The Metriorrhynchini has recently received considerable attention in taxonomic studies, and 302 species have been described by several authors over the past three decades, making a total of 1574 formally described species (Table 1, Kazantsev, 2010; Bocak et al., 2020; Appendix introductory information). Although the recent 24% increase in described diversity appears substantial, the distance-based analysis indicates the presence of almost 2000 mOTUs (Appendix 1—figure 14). An additional ~50 putative species (494 terminals) were identified, but this identification was only based on divergent morphology because of the absence of cox1. We assume that our sampling represents only a subset of all known species ( < 50%). It means that the dataset contains ~1000 undescribed species. At the current rate, formal morphological descriptions of an additional 1000 species would take decades or hundreds of years. This is a very long time in the context of the ongoing deforestation and fragmentation of natural habitats, and currently undocumented diversity might be lost long before it can be catalogued (Brooks et al., 2002; Sodhi et al., 2004; Ceballos et al., 2015; Theng et al., 2020). The rapid DNA-based inventory is an effective shortcut for obtaining basic information on the true diversity of tropical beetles and for setting a benchmark for future biodiversity re-evaluations.

The results reveal major biodiversity hotspots in New Guinea and the Sundaland. Tropical rainforests currently cover most of New Guinea, a tectonically young island that has not been considered a biodiversity hotspot for vertebrates (Myers et al., 2000; Hall, 2011; Toussaint et al., 2014). In the case of net-winged beetles, we show that the New Guinean fauna is phylogenetically diverse, spatially heterogeneous, and extremely rich as regards both the number of species and the endemic genera (Table 1). Additionally, the large clades of New Guinean species indicate that the diversification of major lineages preceded the uplift of the islands, and possibly started on the northern margin of the Australian craton and adjacent islands. Southeast Asia is a centre of phylogenetic diversity at the tribal level; its fauna contains all principal lineages and the highest diversity of Cautirina but is smaller than those of New Guinea. The Afrotropical and Palearctic regions represent only recently populated low-diversity outposts.
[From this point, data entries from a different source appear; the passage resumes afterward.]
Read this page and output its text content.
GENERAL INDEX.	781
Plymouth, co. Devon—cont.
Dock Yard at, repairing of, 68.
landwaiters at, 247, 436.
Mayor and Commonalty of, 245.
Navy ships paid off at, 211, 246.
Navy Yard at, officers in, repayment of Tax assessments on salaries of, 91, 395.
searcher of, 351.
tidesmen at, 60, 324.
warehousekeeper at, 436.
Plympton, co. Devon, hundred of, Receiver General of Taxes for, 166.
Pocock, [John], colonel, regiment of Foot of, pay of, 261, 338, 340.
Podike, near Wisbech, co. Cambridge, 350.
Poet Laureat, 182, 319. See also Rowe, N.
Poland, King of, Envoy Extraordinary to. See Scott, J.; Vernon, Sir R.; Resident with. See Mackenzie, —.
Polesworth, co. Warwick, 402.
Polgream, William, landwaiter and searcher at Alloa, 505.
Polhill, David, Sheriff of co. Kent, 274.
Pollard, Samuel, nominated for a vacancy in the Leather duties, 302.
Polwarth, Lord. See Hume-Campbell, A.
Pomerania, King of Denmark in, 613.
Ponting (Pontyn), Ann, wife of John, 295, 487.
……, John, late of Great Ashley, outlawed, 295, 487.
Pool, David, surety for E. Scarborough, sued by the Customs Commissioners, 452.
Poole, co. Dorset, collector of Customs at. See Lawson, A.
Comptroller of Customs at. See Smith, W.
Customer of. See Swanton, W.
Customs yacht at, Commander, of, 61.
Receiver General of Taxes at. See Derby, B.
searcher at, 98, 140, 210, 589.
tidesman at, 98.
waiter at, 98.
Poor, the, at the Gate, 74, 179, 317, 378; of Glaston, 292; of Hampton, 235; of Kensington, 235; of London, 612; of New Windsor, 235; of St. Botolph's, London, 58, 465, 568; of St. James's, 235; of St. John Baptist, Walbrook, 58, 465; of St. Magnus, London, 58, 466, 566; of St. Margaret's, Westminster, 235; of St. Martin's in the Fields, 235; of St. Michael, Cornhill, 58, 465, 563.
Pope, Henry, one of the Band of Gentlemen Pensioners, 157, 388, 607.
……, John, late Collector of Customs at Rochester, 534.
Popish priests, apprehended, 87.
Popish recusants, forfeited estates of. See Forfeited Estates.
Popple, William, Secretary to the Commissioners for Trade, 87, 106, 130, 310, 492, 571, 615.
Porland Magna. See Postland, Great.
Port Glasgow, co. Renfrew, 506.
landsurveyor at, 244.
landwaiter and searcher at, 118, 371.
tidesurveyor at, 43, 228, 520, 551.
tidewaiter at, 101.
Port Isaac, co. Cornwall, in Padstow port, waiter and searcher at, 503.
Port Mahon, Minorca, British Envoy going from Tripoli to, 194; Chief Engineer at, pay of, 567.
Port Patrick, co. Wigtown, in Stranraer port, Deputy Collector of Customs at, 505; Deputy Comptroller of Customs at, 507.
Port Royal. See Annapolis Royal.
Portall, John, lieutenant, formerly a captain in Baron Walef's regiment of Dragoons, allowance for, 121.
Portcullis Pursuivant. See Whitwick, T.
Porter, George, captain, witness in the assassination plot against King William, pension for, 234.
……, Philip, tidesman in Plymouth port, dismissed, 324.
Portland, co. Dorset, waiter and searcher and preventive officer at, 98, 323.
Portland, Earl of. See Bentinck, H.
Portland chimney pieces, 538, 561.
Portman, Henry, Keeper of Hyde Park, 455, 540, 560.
Impact of biodiversity inventorying on biogeographical and evolutionary research

Detailed data on Metriorrhynchini diversity indicate low dispersal propensity and this makes Metriorrhynchini a promising model for biogeographic studies (Ikeda et al., 2012). Our densely sampled phylogeny did not find any long-distance dispersal events, in contrast to many studies of flying beetles (Balke et al., 2009; Jordal, 2015). Most recovered overseas dispersal events are limited to distances of less than 100 km and are commonly accompanied by speciation (Source data 2 and 3). The high proportion of erroneous placement of many taxa (Appendix 1—figure 15; Bocak et al., 2020) renders the distribution data cited in previous literature unsuitable for phylogeographic investigations, and revision of the classification is important in order to understand the true distribution of individual taxa. The original and revised ranges of selected genera are compared in Appendix 1—figure 15 as examples.

Intensive biodiversity research has the potential to fill knowledge gaps concerning evolutionary phenomena that are mainly studied using a small number of model species, and the research can identify the unique attributes of other potential models. We document the contribution of a large-scale biodiversity inventory to evolutionary studies with two examples.
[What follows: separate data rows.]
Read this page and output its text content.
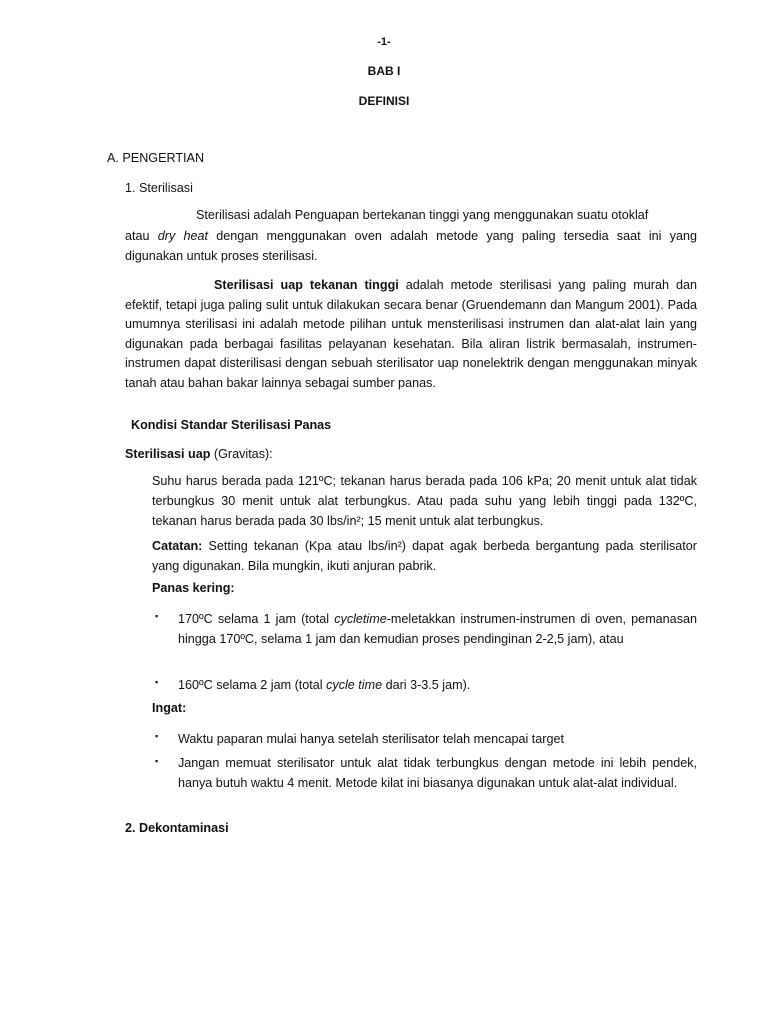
-1-
BAB I
DEFINISI
A. PENGERTIAN
1. Sterilisasi
Sterilisasi adalah Penguapan bertekanan tinggi yang menggunakan suatu otoklaf
atau dry heat dengan menggunakan oven adalah metode yang paling tersedia saat ini yang
digunakan untuk proses sterilisasi.
Sterilisasi uap tekanan tinggi adalah metode sterilisasi yang paling murah dan efektif, tetapi juga paling sulit untuk dilakukan secara benar (Gruendemann dan Mangum 2001). Pada umumnya sterilisasi ini adalah metode pilihan untuk mensterilisasi instrumen dan alat-alat lain yang digunakan pada berbagai fasilitas pelayanan kesehatan. Bila aliran listrik bermasalah, instrumen-instrumen dapat disterilisasi dengan sebuah sterilisator uap nonelektrik dengan menggunakan minyak tanah atau bahan bakar lainnya sebagai sumber panas.
Kondisi Standar Sterilisasi Panas
Sterilisasi uap (Gravitas):
Suhu harus berada pada 121ºC; tekanan harus berada pada 106 kPa; 20 menit untuk alat tidak terbungkus 30 menit untuk alat terbungkus. Atau pada suhu yang lebih tinggi pada 132ºC, tekanan harus berada pada 30 lbs/in²; 15 menit untuk alat terbungkus.
Catatan: Setting tekanan (Kpa atau lbs/in²) dapat agak berbeda bergantung pada sterilisator yang digunakan. Bila mungkin, ikuti anjuran pabrik.
Panas kering:
▪ 170ºC selama 1 jam (total cycletime-meletakkan instrumen-instrumen di oven, pemanasan hingga 170ºC, selama 1 jam dan kemudian proses pendinginan 2-2,5 jam), atau
▪ 160ºC selama 2 jam (total cycle time dari 3-3.5 jam).
Ingat:
▪ Waktu paparan mulai hanya setelah sterilisator telah mencapai target
▪ Jangan memuat sterilisator untuk alat tidak terbungkus dengan metode ini lebih pendek, hanya butuh waktu 4 menit. Metode kilat ini biasanya digunakan untuk alat-alat individual.
2. Dekontaminasi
Net-winged beetles include several lineages in which females have lost the ability to completely metamorphose (Bocak et al., 2008; Mcmahon and Hayward, 2016). If a putative neotenic species is discovered, a comprehensive reference database of the group may identify its closest relatives. We used our data to place the East African Cautires apterus in a phylogenetic context, and the results indicated that it may be the youngest neotenic taxon of all net-winged beetles (36.1 my, Figure 4).

Our extensive DNA database of metriorrhynchine diversity may also play an important role in the study of the evolution of mimicry. Our inventory identified an extreme and previously unknown aposematic dimorphism in New Guinean metriorrhynchines (Figure 4; Figure 5). The placement of sexually dimorphic species in the phylogeny suggests that the shift to dimorphism was very recent (3.0 mya at the earliest) and began when both sexes were small-bodied. Mimetic sexual polymorphism is well understood in butterflies with non-mimetic males and mimetic females (Kunte, 2008), but the advergence of males and females to different aposematic models has only recently been reported in two subfamilies of net-winged beetles (Motyka et al., 2018; Motyka et al., 2020; Motyka et al., 2021). Divergent evolution in Müllerian systems appears to be more common in multi-pattern aposematic rings than was previously believed when morphology was the sole source of information.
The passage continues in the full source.